Bionaire Hepa Air Cleaner – Oh, sweet mystery of life at last I’ve found you. My life has drastically improved since the horrid feathers have gone bye bye and my air is once again allergen-free. Though noisy, worth every dime. Even if it is just psychological, I feel so much better. A
Starbucks Apricot Granola Thingy – I am not proud of how much money I spend at Starbucks. When I worked there, a regular customer confided that he spent $300.00 a month there. When you realize that your car payment isn’t even that much, it puts things into perspective quickly. I don’t spend close to that amount, though I could probably sponsor several of Sally Struthers' children instead. Something I get a kick out of is how people try to delude themselves that certain foods are good for them, or low fat, because of the name or a particular ingredient. Since I plan to alienate and offend everyone I know through the writings on this blog, I will tell the story of the day my dear friend Beverly and I were making lunch for our clients, in big assembly line cluster-fuck style.
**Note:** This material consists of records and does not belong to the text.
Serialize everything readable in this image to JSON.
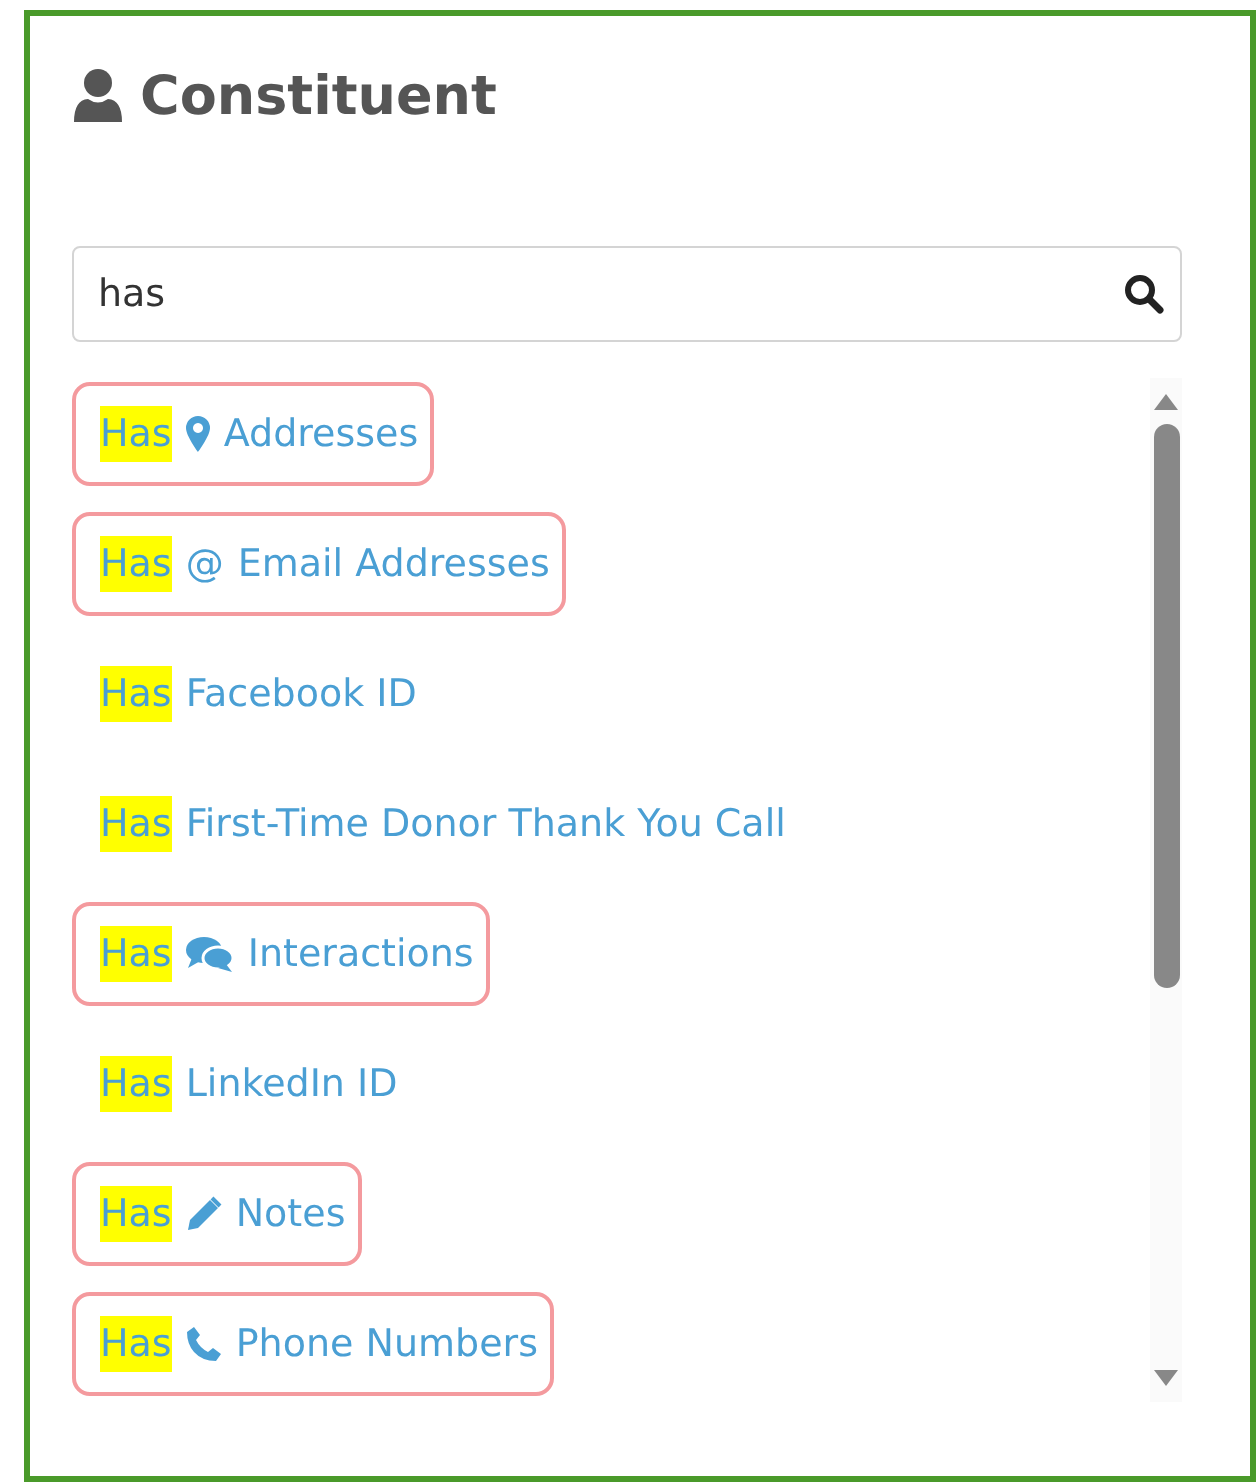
{
  "panel": {
    "title": "Constituent"
  },
  "search": {
    "value": "has"
  },
  "results": [
    {
      "match": "Has",
      "label": "Addresses",
      "kind": "address",
      "outlined": true
    },
    {
      "match": "Has",
      "label": "Email Addresses",
      "kind": "email",
      "symbol": "@",
      "outlined": true
    },
    {
      "match": "Has",
      "label": "Facebook ID",
      "kind": "plain",
      "outlined": false
    },
    {
      "match": "Has",
      "label": "First-Time Donor Thank You Call",
      "kind": "plain",
      "outlined": false
    },
    {
      "match": "Has",
      "label": "Interactions",
      "kind": "interaction",
      "outlined": true
    },
    {
      "match": "Has",
      "label": "LinkedIn ID",
      "kind": "plain",
      "outlined": false
    },
    {
      "match": "Has",
      "label": "Notes",
      "kind": "note",
      "outlined": true
    },
    {
      "match": "Has",
      "label": "Phone Numbers",
      "kind": "phone",
      "outlined": true
    }
  ]
}
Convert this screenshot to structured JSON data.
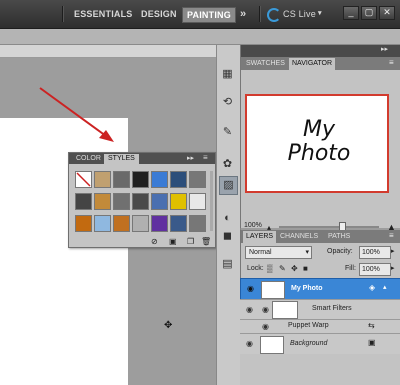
{
  "topbar": {
    "workspaces": [
      "ESSENTIALS",
      "DESIGN",
      "PAINTING"
    ],
    "active_workspace": "PAINTING",
    "more": "»",
    "cs_live": "CS Live",
    "window_buttons": [
      "_",
      "▢",
      "✕"
    ]
  },
  "styles_panel": {
    "tabs": [
      "COLOR",
      "STYLES"
    ],
    "active_tab": "STYLES",
    "header_icons": [
      "▸▸",
      "≡"
    ],
    "swatch_colors": [
      [
        "#ffffff",
        "#c0a070",
        "#6a6a6a",
        "#202020",
        "#3a7bd5",
        "#2c4e7a",
        "#777777"
      ],
      [
        "#444444",
        "#c28a3a",
        "#707070",
        "#4a4a4a",
        "#4a6fb0",
        "#e0c000",
        "#e8e8e8"
      ],
      [
        "#c26a10",
        "#8fb8e0",
        "#c07020",
        "#b0b0b0",
        "#6030a0",
        "#3a5a8a",
        "#777777"
      ]
    ]
  },
  "navigator_panel": {
    "tabs": [
      "SWATCHES",
      "NAVIGATOR"
    ],
    "active_tab": "NAVIGATOR",
    "preview_text_line1": "My",
    "preview_text_line2": "Photo",
    "zoom": "100%"
  },
  "layers_panel": {
    "tabs": [
      "LAYERS",
      "CHANNELS",
      "PATHS"
    ],
    "active_tab": "LAYERS",
    "blend_mode": "Normal",
    "opacity_label": "Opacity:",
    "opacity_value": "100%",
    "lock_label": "Lock:",
    "fill_label": "Fill:",
    "fill_value": "100%",
    "layers": [
      {
        "name": "My Photo",
        "selected": true
      },
      {
        "name": "Smart Filters",
        "selected": false
      },
      {
        "name": "Puppet Warp",
        "selected": false
      },
      {
        "name": "Background",
        "selected": false
      }
    ]
  },
  "colors": {
    "accent_blue": "#3a86d6",
    "nav_frame_red": "#d23b2e",
    "arrow_red": "#cc2222"
  }
}
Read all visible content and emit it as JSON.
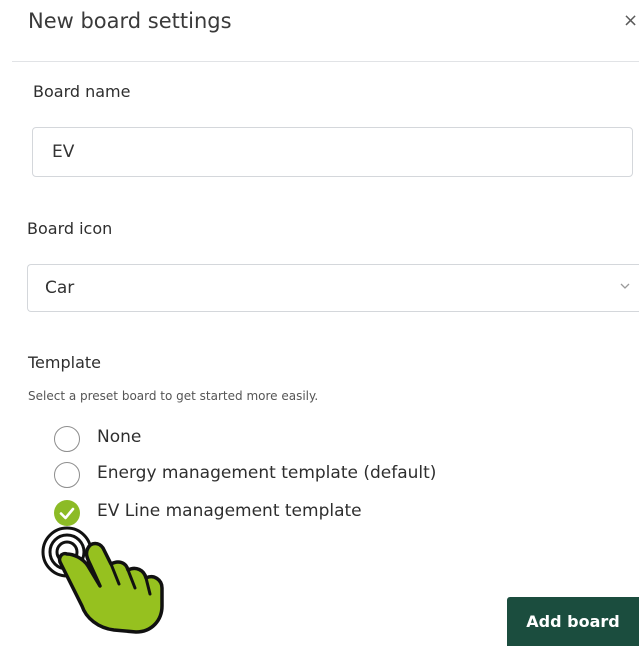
{
  "dialog": {
    "title": "New board settings",
    "close_symbol": "×",
    "close_icon": "close-icon"
  },
  "board_name": {
    "label": "Board name",
    "value": "EV"
  },
  "board_icon": {
    "label": "Board icon",
    "selected": "Car",
    "chevron_icon": "chevron-down-icon"
  },
  "template": {
    "label": "Template",
    "help": "Select a preset board to get started more easily.",
    "options": [
      {
        "label": "None",
        "checked": false
      },
      {
        "label": "Energy management template (default)",
        "checked": false
      },
      {
        "label": "EV Line management template",
        "checked": true
      }
    ]
  },
  "actions": {
    "add_board_label": "Add board"
  },
  "overlay": {
    "icon": "pointing-hand-icon"
  },
  "colors": {
    "accent_green": "#8cbb26",
    "button_dark_green": "#1b4d3e",
    "border": "#d4d7db"
  }
}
We were making grilled cheese sandwiches that were fried in butter, and she said to me “they’re really not that bad because the bread is whole wheat.” Oh, sweet Beverly. I still laugh when I think about that one. Back to the granola bar: it was thick like a coffee cake with bits of real oatmeal and a layer of delicious apricots. That's where the wholesome goodness ended. There was so much butter and sugar in this thing that I should have just had the Summer Berry Stack which is what I wanted in the first place. Rules to follow when buying Starbucks’ delicious yummies: “lower fat” does not mean low fat, it just means that it has less fat than a Big Mac, and you will never find anything substantial or healthy unless you live in a city big enough that your Starbuckses (?) carry sandwiches and salads, which mine do not. Next time I need something hearty and healthy enough to replace my missed lunch, I will just go to Albertson’s next door and buy something. That would require walking though. C-
Starbucks Green Tea Crème Frappucino – First, I need to make it very clear that I did not pay money for this. I was innocently waiting for my drink and saw that there were free samples in miniature cups sitting on the counter. Based on the pictures I’d already seen, this thing looked so nasty. My mom has a thing about blue drinks; maybe I have one about green. The first taste was sort of like an orange creamsicle. Then everything went wrong and it began to taste quite earthy. Who thought it was a good idea to mix grass and vanilla ice cream? Look Starbucks Concept People: if it’s not broke, don’t fix it. Bring back all the cute seasonal merchandise and my Chocolate Brownie Frappucino and let’s call it a day. Okay? F
Rescue Me Season 2 – I had my reservations about watching this last summer because I didn’t know that Denis Leary was a real actor, and because we already watched
Third Watch, which filled the FDNY/NYPD quota for the week. This is the best show on TV right now. Denis
is an actor, and a good one at that. His character is a complete fuck up, and I still want him to come live with me so I can take care of him and bake him cookies. I could do without his sex faces though. FX pushes the envelope like no other station. On last week’s episode, they actually said the word “twat” in addition to several other words I’d never heard on prime time television. I would also like to thank FX for filling the void in my life until the next season of
Nip/Tuck. A+
Diet Cherry Vanilla Dr. Pepper – Uh, it tastes exactly like regular Diet Dr. Pepper, only it is red in color. What the fuck? C- for leading me on. Tease.